The government’s new industrial strategy contains 276 mentions of the word “growth” in its 64 pages. This is considerably more than the number of times “war” (184) and indeed “peace” (63) are mentioned in all 1,200 pages of War and Peace. Where will this forest of economic growth spring from? “High-growth sectors”: the areas of the economy that have grown fastest in recent years and which have greatest potential for future growth. The strategy lists eight of these, including renewable energy, life sciences and advanced manufacturing, but one sector seems to be getting a great deal of attention: Big Tech.
The government’s new investment minister – the latest in a series of ministers imported from the normal world by means of a life peerage – is Poppy Gustafsson, who was the co-founder and CEO of the cyber security firm Darktrace until it was sold to an American private equity last month. Leading the government’s new Industrial Strategy Advisory Council is Clare Barclay, CEO of Microsoft UK. Top billing at yesterday’s summit (14 October) was given to Google’s former CEO, Eric Schmidt.
These tech execs doubtless have some valuable insights about what will encourage businesses like theirs to invest, but it’s easy to imagine how their policy advice could be accused of interest. The public sector is one of Big Tech’s biggest clients – Microsoft was paid £112.7 million from the public purse last year alone, according to Tussell – and the tech industry spends heavily on lobbying governments because regulation is probably its biggest risk.
This is certainly the case for Google: last week, the US Department of Justice filed court documents which stated possible “remedies” to antitrust violations could include forcing the company to share data with its competitors, or even breaking it up. The UK’s Digital Markets, Competition and Consumers Act, passed into law this year by the last government, gives our competition regulator more power to police Big Tech, but yesterday Starmer all but warned the Competition and Markets Authority not to use it, telling the assembled businesspeople: “We will make sure that every regulator in this country, especially our economic and competition regulators, takes growth as seriously as this room does”. On stage with Schmidt, Starmer declared the UK would “run towards” AI, which could be used to “reimagine” the NHS. Schmidt was clear that companies like Google would spend in a less regulated country: “maybe you need a minister for anti-regulation”, he told Starmer, delivering the line with enough of a smile that it could, if necessary, be taken as a joke.

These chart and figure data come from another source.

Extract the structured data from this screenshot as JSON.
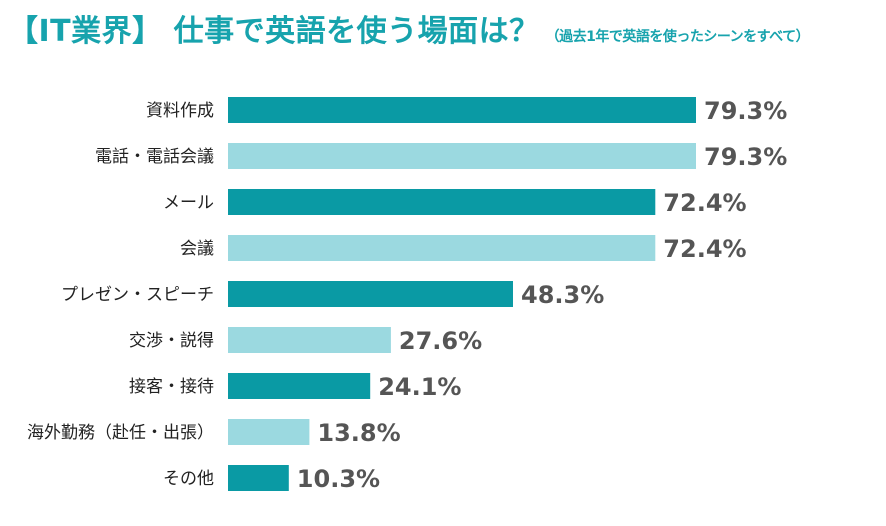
{
  "title": "【IT業界】 仕事で英語を使う場面は？",
  "subtitle": "（過去1年で英語を使ったシーンをすべて）",
  "colors": {
    "title": "#17a3ad",
    "bar_dark": "#0a9aa4",
    "bar_light": "#9bd9e0",
    "category_text": "#222222",
    "value_text": "#555555"
  },
  "chart_data": {
    "type": "bar",
    "orientation": "horizontal",
    "title": "【IT業界】 仕事で英語を使う場面は？",
    "subtitle": "（過去1年で英語を使ったシーンをすべて）",
    "categories": [
      "資料作成",
      "電話・電話会議",
      "メール",
      "会議",
      "プレゼン・スピーチ",
      "交渉・説得",
      "接客・接待",
      "海外勤務（赴任・出張）",
      "その他"
    ],
    "values": [
      79.3,
      79.3,
      72.4,
      72.4,
      48.3,
      27.6,
      24.1,
      13.8,
      10.3
    ],
    "value_labels": [
      "79.3%",
      "79.3%",
      "72.4%",
      "72.4%",
      "48.3%",
      "27.6%",
      "24.1%",
      "13.8%",
      "10.3%"
    ],
    "bar_shades": [
      "dark",
      "light",
      "dark",
      "light",
      "dark",
      "light",
      "dark",
      "light",
      "dark"
    ],
    "unit": "%",
    "xlim": [
      0,
      100
    ],
    "grid": false,
    "legend": "none"
  }
}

Technology has been reliably providing productivity growth and making people better off for centuries, and it seems this government is very comfortable with making Britain a more lightly regulated option to the US and Europe if this helps to “crowd in” private investment. But technology isn’t a silver bullet for growth.

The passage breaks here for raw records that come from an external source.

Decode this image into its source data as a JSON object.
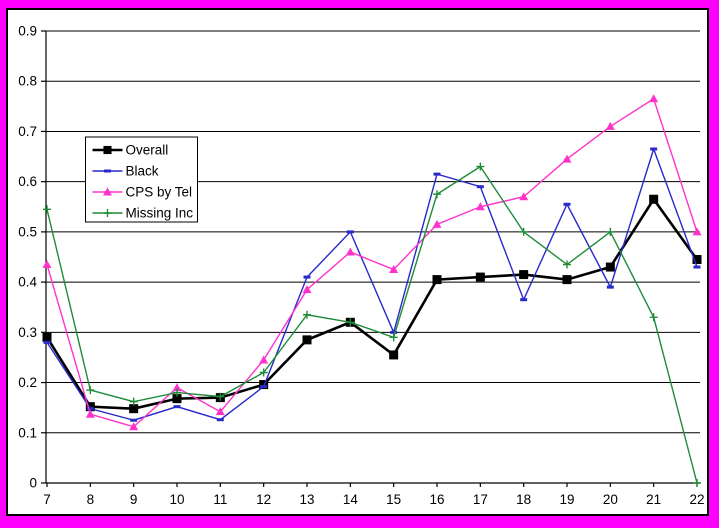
{
  "frame": {
    "outer_border_color": "#FF00FF",
    "inner_border_color": "#000000",
    "plot_background": "#FFFFFF"
  },
  "chart_data": {
    "type": "line",
    "title": "",
    "xlabel": "",
    "ylabel": "",
    "grid": "horizontal",
    "legend_position": "upper-left-inside",
    "x": [
      7,
      8,
      9,
      10,
      11,
      12,
      13,
      14,
      15,
      16,
      17,
      18,
      19,
      20,
      21,
      22
    ],
    "ylim": [
      0,
      0.9
    ],
    "ytick_step": 0.1,
    "y_tick_labels": [
      "0",
      "0.1",
      "0.2",
      "0.3",
      "0.4",
      "0.5",
      "0.6",
      "0.7",
      "0.8",
      "0.9"
    ],
    "series": [
      {
        "name": "Overall",
        "color": "#000000",
        "marker": "square",
        "line_width": 2.6,
        "values": [
          0.29,
          0.152,
          0.148,
          0.168,
          0.17,
          0.196,
          0.285,
          0.32,
          0.255,
          0.405,
          0.41,
          0.415,
          0.405,
          0.43,
          0.565,
          0.445
        ]
      },
      {
        "name": "Black",
        "color": "#2929CC",
        "marker": "dash",
        "line_width": 1.4,
        "values": [
          0.28,
          0.148,
          0.125,
          0.152,
          0.126,
          0.192,
          0.41,
          0.5,
          0.3,
          0.615,
          0.59,
          0.365,
          0.555,
          0.39,
          0.665,
          0.43
        ]
      },
      {
        "name": "CPS by Tel",
        "color": "#FF33CC",
        "marker": "triangle",
        "line_width": 1.4,
        "values": [
          0.435,
          0.137,
          0.112,
          0.19,
          0.142,
          0.245,
          0.385,
          0.46,
          0.425,
          0.515,
          0.55,
          0.57,
          0.645,
          0.71,
          0.765,
          0.5
        ]
      },
      {
        "name": "Missing Inc",
        "color": "#1E8C37",
        "marker": "plus",
        "line_width": 1.4,
        "values": [
          0.545,
          0.185,
          0.162,
          0.18,
          0.172,
          0.22,
          0.335,
          0.32,
          0.29,
          0.575,
          0.63,
          0.5,
          0.435,
          0.5,
          0.33,
          0.0
        ]
      }
    ]
  }
}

One of the best things I’ve read on economic growth recently has been this blog by the economist and former No 10 advisor Giles Wilkes, who points out that in the basket of goods and services we all consume, a small group of things have been made much cheaper by the technological revolution. “Making photos and videos” and “data processing” have fallen in price dramatically as everyone bought smartphones, but these benefits haven’t spread out into other sectors. The fact that you can buy a theatre ticket online doesn’t make actors more productive; they still act to the same size audience over the same period. You can order food through an app, but that doesn’t make it cheaper to cook some chicken (in fact the chicken is much more expensive thanks to higher energy prices). Certainly the tech sector creates new jobs and new skills, but the services it provides often chiefly of benefit to the tech sector itself.

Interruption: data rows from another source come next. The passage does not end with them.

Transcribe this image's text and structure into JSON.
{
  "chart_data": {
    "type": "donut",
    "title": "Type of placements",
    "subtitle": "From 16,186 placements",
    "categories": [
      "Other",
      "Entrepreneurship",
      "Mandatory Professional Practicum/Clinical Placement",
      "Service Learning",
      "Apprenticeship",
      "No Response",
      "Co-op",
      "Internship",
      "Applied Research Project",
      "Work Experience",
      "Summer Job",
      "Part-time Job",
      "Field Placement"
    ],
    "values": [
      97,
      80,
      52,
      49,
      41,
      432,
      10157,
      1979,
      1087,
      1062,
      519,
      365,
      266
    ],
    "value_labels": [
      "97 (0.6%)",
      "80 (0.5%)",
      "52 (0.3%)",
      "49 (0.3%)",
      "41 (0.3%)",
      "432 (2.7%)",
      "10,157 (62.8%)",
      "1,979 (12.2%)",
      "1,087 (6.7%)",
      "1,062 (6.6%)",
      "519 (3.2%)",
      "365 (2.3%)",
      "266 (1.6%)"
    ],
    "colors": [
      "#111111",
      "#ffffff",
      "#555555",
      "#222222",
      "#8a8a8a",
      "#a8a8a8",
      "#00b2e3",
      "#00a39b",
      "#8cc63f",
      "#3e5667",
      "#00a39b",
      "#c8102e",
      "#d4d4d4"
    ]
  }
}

You could argue that what’s really noticeable about a lot of the tech sector’s innovations – such as social media, ridesharing or large language models – is that they often look a lot like ways of turning things other people are doing into work done for the benefit of Big Tech.
Starmer told the audience in the Guildhall yesterday that the “key test” of all regulation “is, of course, growth”. This seems to have passed without much comment, but it is quite a shocking thing for a prime minister to say in a country that has had its fair share of regulatory scandals and which, like others, still bears the economic scars of the 2008 crash. He might perhaps have said the same of deregulation; if the government is going to slash away at red tape on behalf of one sector, it had better know what we’ll be getting in return.